No debate em plenário de terça-feira (19 de janeiro), os eurodeputados trocaram impressões com Ana Paula Zacarias, Secretária de Estado dos Assuntos Europeus de Portugal, e Stella Kyriakides, Comissária da UE para a Saúde e Segurança Alimentar.

A grande maioria dos deputados europeus manifestou o seu apoio à abordagem da UE unida, que garantiu que as vacinas estão a ser desenvolvidas rapidamente e garantiu o acesso às vacinas para todos os cidadãos europeus. Ao mesmo tempo, eles deploraram o “nacionalismo da saúde”, incluindo alegados contratos paralelos assinados por Estados membros ou tentativas de superação uns dos outros. Para defender a história de sucesso europeia, a UE deve responder com unidade e solidariedade, com todos os níveis de governo a trabalhar em conjunto, afirmam os eurodeputados.

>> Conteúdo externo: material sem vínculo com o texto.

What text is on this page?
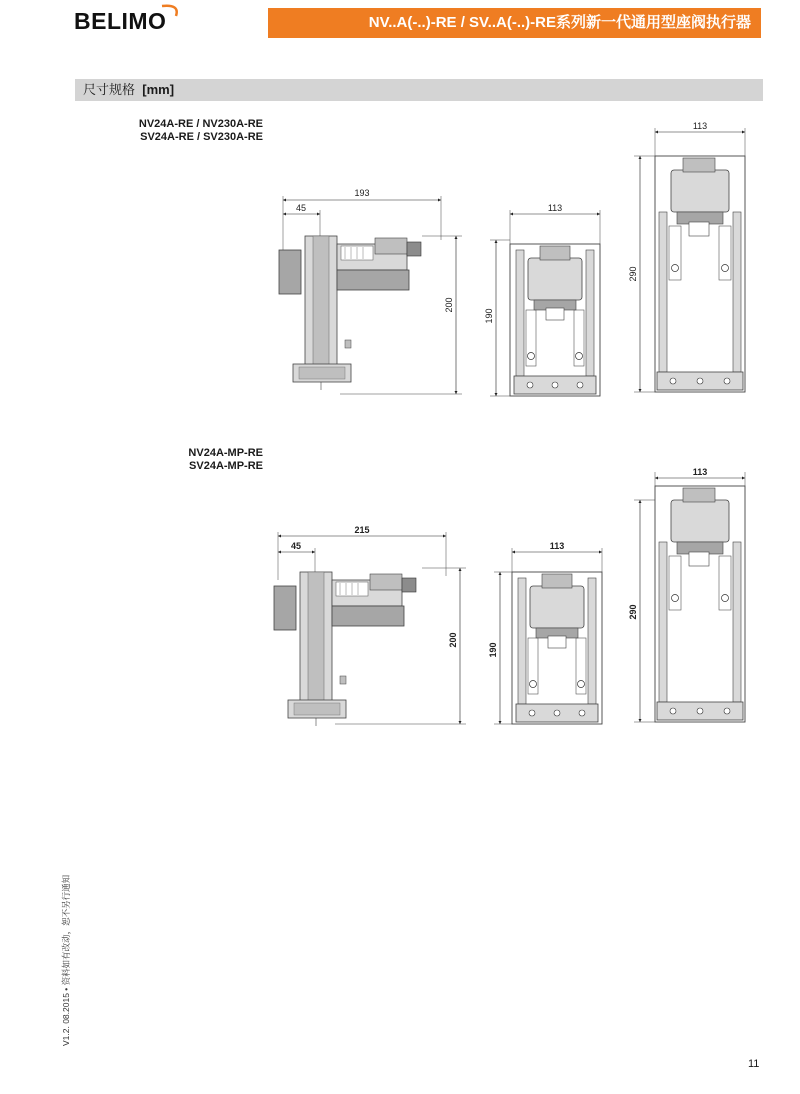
BELIMO	NV..A(-..)-RE / SV..A(-..)-RE系列新一代通用型座阀执行器
尺寸规格 [mm]
NV24A-RE / NV230A-RE
SV24A-RE / SV230A-RE
NV24A-MP-RE
SV24A-MP-RE
193
45
200
113
190
113
290
215
45
200
113
190
113
290
V1.2. 08.2015 • 资料如有改动，恕不另行通知
11
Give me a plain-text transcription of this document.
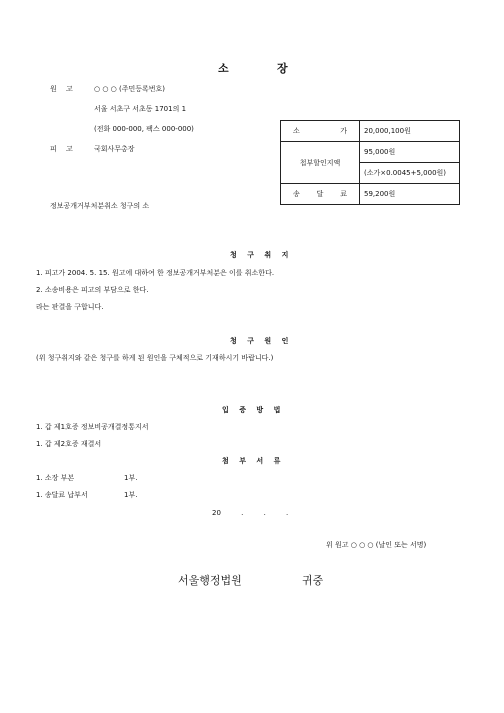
소	장
원 고	○ ○ ○ (주민등록번호)
서울 서초구 서초동 1701의 1
(전화 000-000, 팩스 000-000)
피 고	국회사무총장
소 가	20,000,100원
첩부할인지액	95,000원
(소가×0.0045+5,000원)

송 달 료	59,200원
정보공개거부처분취소 청구의 소
청 구 취 지
1. 피고가 2004. 5. 15. 원고에 대하여 한 정보공개거부처분은 이를 취소한다.
2. 소송비용은 피고의 부담으로 한다.
라는 판결을 구합니다.
청 구 원 인
(위 청구취지와 같은 청구를 하게 된 원인을 구체적으로 기재하시기 바랍니다.)
입 증 방 법
1. 갑 제1호증 정보비공개결정통지서
1. 갑 제2호증 재결서
첨 부 서 류
1. 소장 부본	1부.
1. 송달료 납부서	1부.
20 . . .
위 원고 ○ ○ ○ (날인 또는 서명)
서울행정법원	귀중
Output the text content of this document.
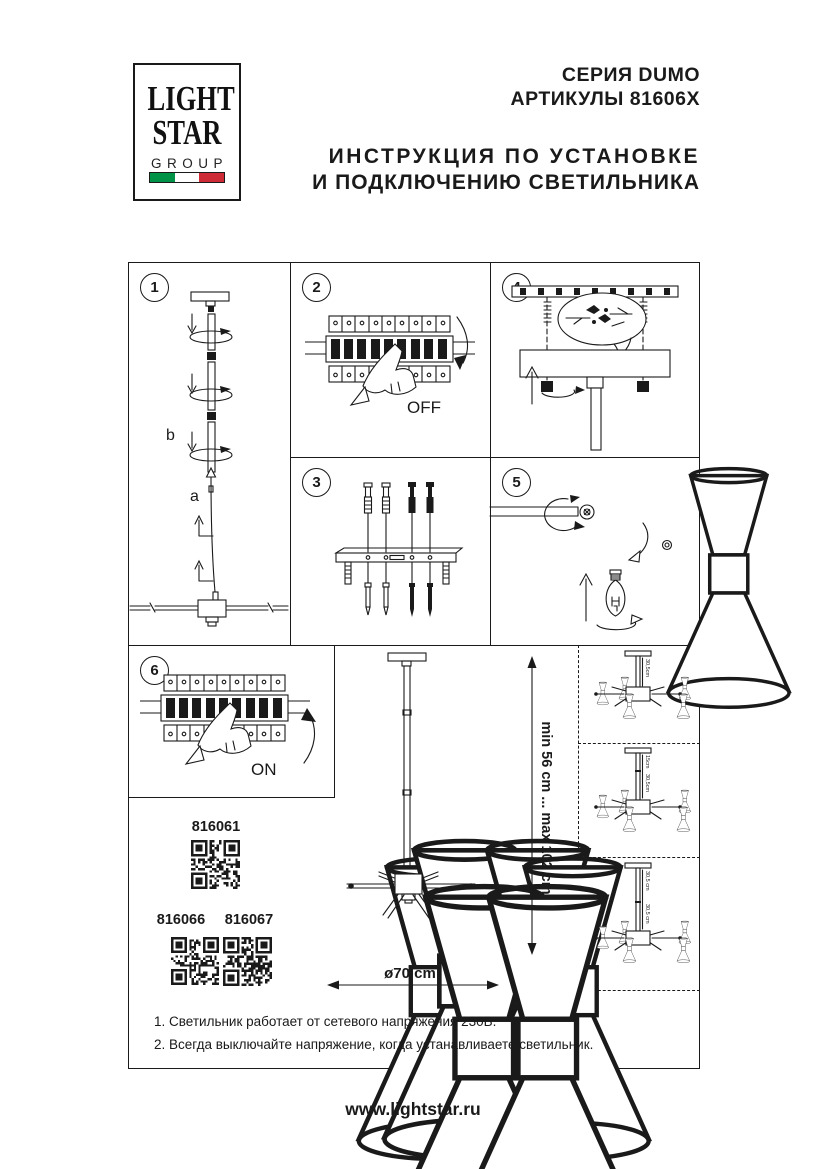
LIGHT
STAR
GROUP
СЕРИЯ DUMO
АРТИКУЛЫ 81606X
ИНСТРУКЦИЯ ПО УСТАНОВКЕ
И ПОДКЛЮЧЕНИЮ СВЕТИЛЬНИКА
1	2
3	5
6
b
a
OFF
ON
816061
816066	816067
min 56 cm ... max 102 cm
ø70 cm
30,5cm
15cm
30,5cm
30,5 cm
30,5 cm
1. Светильник работает от сетевого напряжения 230В.
2. Всегда выключайте напряжение, когда устанавливаете светильник.
www.lightstar.ru
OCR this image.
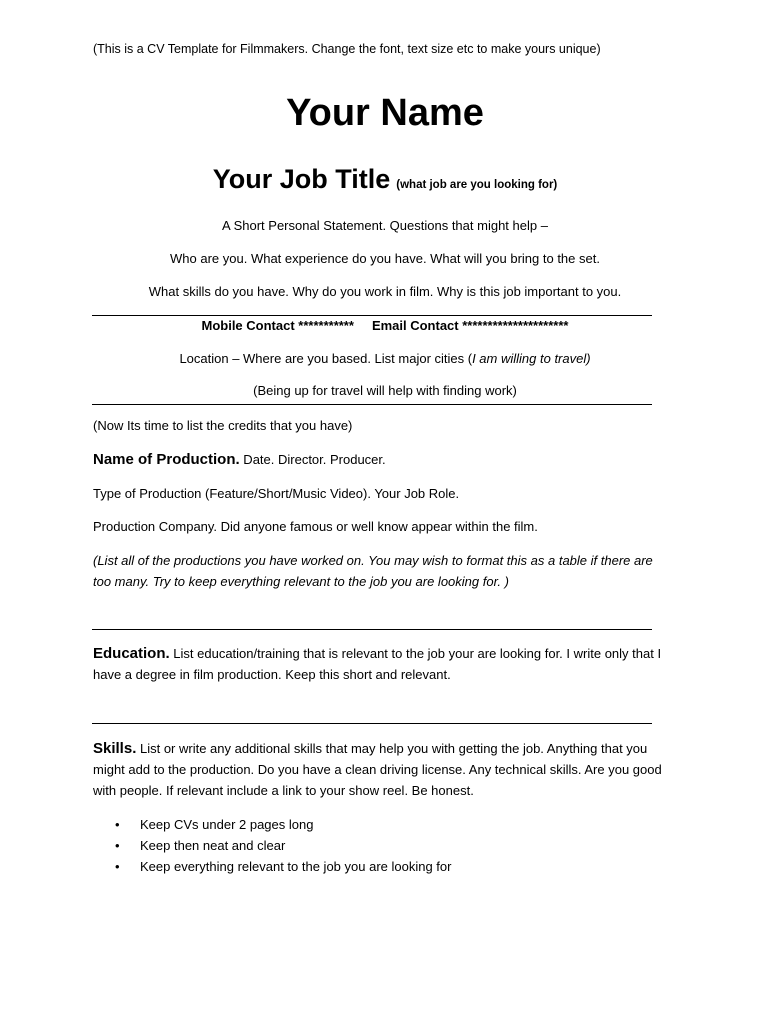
(This is a CV Template for Filmmakers. Change the font, text size etc to make yours unique)
Your Name
Your Job Title (what job are you looking for)
A Short Personal Statement. Questions that might help –
Who are you. What experience do you have. What will you bring to the set.
What skills do you have. Why do you work in film. Why is this job important to you.
Mobile Contact *********** Email Contact *********************
Location – Where are you based. List major cities (I am willing to travel)
(Being up for travel will help with finding work)
(Now Its time to list the credits that you have)
Name of Production. Date. Director. Producer.
Type of Production (Feature/Short/Music Video). Your Job Role.
Production Company. Did anyone famous or well know appear within the film.
(List all of the productions you have worked on. You may wish to format this as a table if there are too many. Try to keep everything relevant to the job you are looking for. )
Education. List education/training that is relevant to the job your are looking for. I write only that I have a degree in film production. Keep this short and relevant.
Skills. List or write any additional skills that may help you with getting the job. Anything that you might add to the production. Do you have a clean driving license. Any technical skills. Are you good with people. If relevant include a link to your show reel. Be honest.
• Keep CVs under 2 pages long
• Keep then neat and clear
• Keep everything relevant to the job you are looking for
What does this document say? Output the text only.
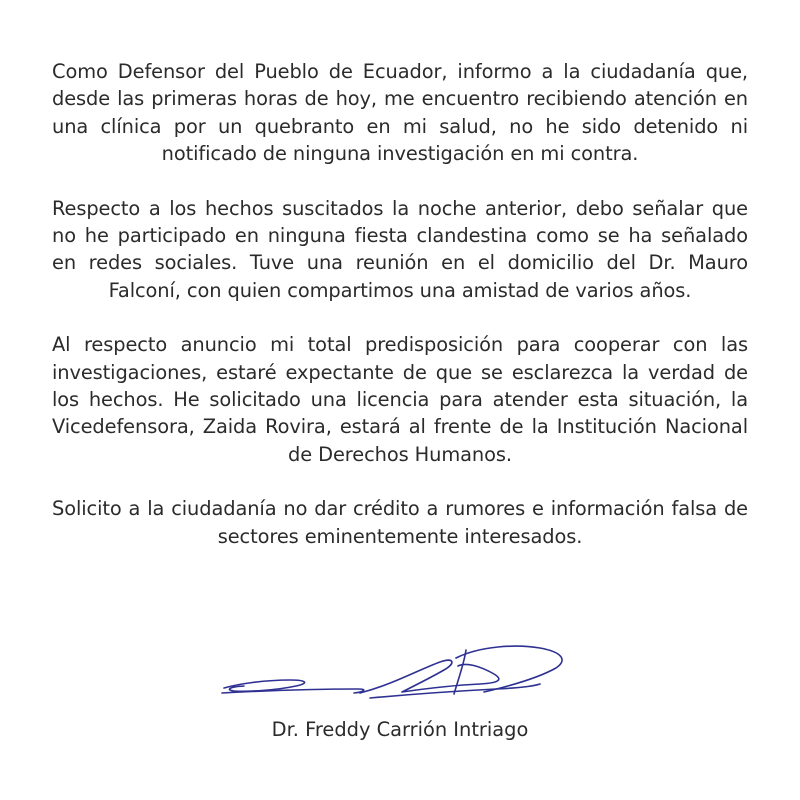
Como Defensor del Pueblo de Ecuador, informo a la ciudadanía que, desde las primeras horas de hoy, me encuentro recibiendo atención en una clínica por un quebranto en mi salud, no he sido detenido ni notificado de ninguna investigación en mi contra.

Respecto a los hechos suscitados la noche anterior, debo señalar que no he participado en ninguna fiesta clandestina como se ha señalado en redes sociales. Tuve una reunión en el domicilio del Dr. Mauro Falconí, con quien compartimos una amistad de varios años.

Al respecto anuncio mi total predisposición para cooperar con las investigaciones, estaré expectante de que se esclarezca la verdad de los hechos. He solicitado una licencia para atender esta situación, la Vicedefensora, Zaida Rovira, estará al frente de la Institución Nacional de Derechos Humanos.

Solicito a la ciudadanía no dar crédito a rumores e información falsa de sectores eminentemente interesados.

Dr. Freddy Carrión Intriago
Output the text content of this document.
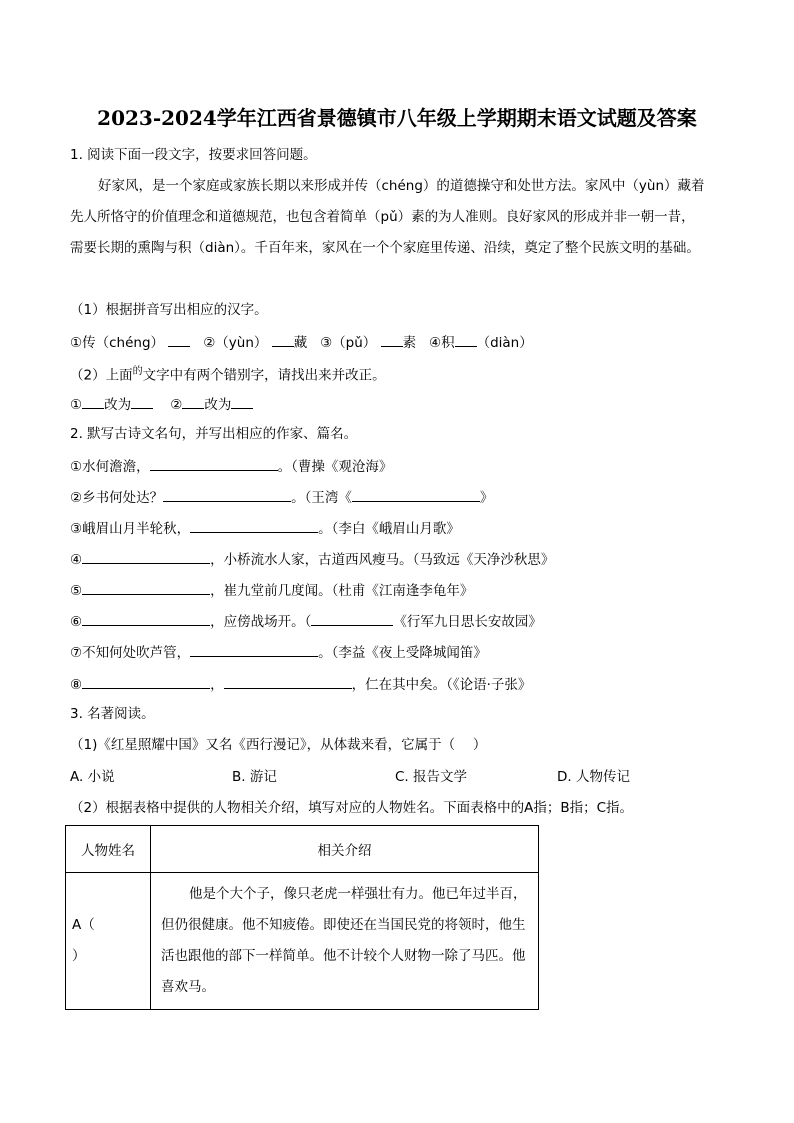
2023-2024学年江西省景德镇市八年级上学期期末语文试题及答案
1. 阅读下面一段文字，按要求回答问题。
好家风，是一个家庭或家族长期以来形成并传（chéng）的道德操守和处世方法。家风中（yùn）藏着
先人所恪守的价值理念和道德规范，也包含着简单（pǔ）素的为人准则。良好家风的形成并非一朝一昔，
需要长期的熏陶与积（diàn）。千百年来，家风在一个个家庭里传递、沿续，奠定了整个民族文明的基础。
（1）根据拼音写出相应的汉字。
①传（chéng）	②（yùn） 藏 ③（pǔ） 素 ④积 （diàn）
（2）上面$^的$文字中有两个错别字，请找出来并改正。
① 改为	② 改为
2. 默写古诗文名句，并写出相应的作家、篇名。
①水何澹澹，	。（曹操《观沧海》
②乡书何处达？	。（王湾《	》
③峨眉山月半轮秋，	。（李白《峨眉山月歌》
④	，小桥流水人家，古道西风瘦马。（马致远《天净沙秋思》
⑤	，崔九堂前几度闻。（杜甫《江南逢李龟年》
⑥	，应傍战场开。（	《行军九日思长安故园》
⑦不知何处吹芦管，	。（李益《夜上受降城闻笛》
⑧	，	，仁在其中矣。（《论语·子张》
3. 名著阅读。
（1)《红星照耀中国》又名《西行漫记》，从体裁来看，它属于（　 ）
A. 小说	B. 游记	C. 报告文学	D. 人物传记
（2）根据表格中提供的人物相关介绍，填写对应的人物姓名。下面表格中的A指；B指；C指。
人物姓名	相关介绍
A（
）	他是个大个子，像只老虎一样强壮有力。他已年过半百，但仍很健康。他不知疲倦。即使还在当国民党的将领时，他生活也跟他的部下一样简单。他不计较个人财物一除了马匹。他喜欢马。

Os membros apelaram a que os termos dos contratos entre a UE e as empresas farmacêuticas envolvendo fundos públicos fossem totalmente transparentes. Os esforços recentes da Comissão para permitir que os deputados consultassem um contrato incompleto foram considerados insuficientes. Os eurodeputados reiteraram que apenas a transparência total pode ajudar a combater a desinformação e a criar confiança nas campanhas de vacinação em toda a Europa.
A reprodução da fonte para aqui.